Realizzato nel 1984, il film mantiene tuttora un apparato grafico bello e godibile, con il tratto dei disegni che ben caratterizza le opere di Miyazaki: i lineamenti dei personaggi sono facilmente riconoscibili in quasi tutti i suoi film. Così come lo sono le tematiche: l’amore e il rispetto per la natura, la civiltà che la rovina e porta distruzione, il desiderio di potere dell’uomo, il volo, i bellissimi paesaggi dove dominano le nuvole.

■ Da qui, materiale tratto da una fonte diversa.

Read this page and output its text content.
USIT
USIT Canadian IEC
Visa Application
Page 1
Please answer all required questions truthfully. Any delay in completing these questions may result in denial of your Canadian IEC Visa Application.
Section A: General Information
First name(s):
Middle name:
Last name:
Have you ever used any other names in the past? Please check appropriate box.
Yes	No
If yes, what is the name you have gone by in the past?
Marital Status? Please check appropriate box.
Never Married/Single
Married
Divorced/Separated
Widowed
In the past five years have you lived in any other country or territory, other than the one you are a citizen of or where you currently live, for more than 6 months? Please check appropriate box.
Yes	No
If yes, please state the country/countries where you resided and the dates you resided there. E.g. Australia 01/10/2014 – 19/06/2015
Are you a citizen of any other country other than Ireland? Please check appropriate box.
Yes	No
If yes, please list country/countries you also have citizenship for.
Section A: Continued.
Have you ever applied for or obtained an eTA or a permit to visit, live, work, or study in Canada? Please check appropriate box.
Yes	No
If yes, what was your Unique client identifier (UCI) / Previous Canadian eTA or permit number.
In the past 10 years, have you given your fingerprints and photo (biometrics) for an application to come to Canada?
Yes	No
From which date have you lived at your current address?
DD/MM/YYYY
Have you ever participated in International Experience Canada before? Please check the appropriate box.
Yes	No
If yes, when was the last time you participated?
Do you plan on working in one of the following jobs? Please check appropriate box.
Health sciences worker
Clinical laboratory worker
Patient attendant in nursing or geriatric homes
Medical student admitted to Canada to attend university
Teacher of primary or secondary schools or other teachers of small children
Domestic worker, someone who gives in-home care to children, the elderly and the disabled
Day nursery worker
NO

La storia e l’ambientazione create da Miyazaki sono di grande impatto. Si è in un mondo devastato da una spaventosa guerra termonucleare: sono passati mille anni da questo spaventoso evento e la terra non si è ancora ripresa. Poche sono le aree dove le persone possono vivere senza essere uccise dalle spore velenose emesse dalle piante della Giungla Tossica in continua espansione, abitata da giganteschi insetti. I resti della popolazione umana vivono in un precario equilibrio, rotto quando dei regni rivali, Tolmechia e Pejite, scatenano un nuovo conflitto per il possesso di un residuo dell’antica tecnologia passata: un Soldato Titano, uno degli esseri che ha portato l’umanità vicina all’annientamento totale e che vuole essere usato per distruggere la Giungla Tossica, senza comprendere qual è la sua reale importanza. Solo un piccolo gruppo di persone guidato da Nausicaa, una ragazzina della Valle del Vento con la capacità di comunicare con gli animali, conosce la verità e cerca d’evitare la catastrofe, lottando contro la cecità e l’ottusità umana.
Il film è stato uno dei precursori che ha mostrato come i cartoni animati possono essere un mezzo per parlare dell’attualità e dei suoi problemi. I suoi messaggi antimilitaristici, della comprensione del prossimo, dell’accettare culture differenti, del degrado che l’uomo porta alla natura, sono evidenti, come anche è evidente il messaggio cristologico finale, dove alle volte si necessita di un sacrificio per far giungere le persone alla comprensione. Qualcuno ha obiettato che questi messaggi sono anche troppo evidenti e calcati, ormai semplicistici, eppure è un punto di vista che non rende giustizia a un film veramente buono: troppo abituata a produzioni dove la violenza e il cinismo regnano sovrani (e spesso sono gratuiti e ci si compiace di usarli), la maggior parte delle persone non riesce ad apprezzare una storia di grande impatto. Memorabili alcune scene: una nave volante che si schianta nella Valle del Vento dopo essere attaccata da centinaia d’insetti, Nausicaa che libera dalle catene una ragazza in punto di morte, i Soldati Titani che devastano il mondo.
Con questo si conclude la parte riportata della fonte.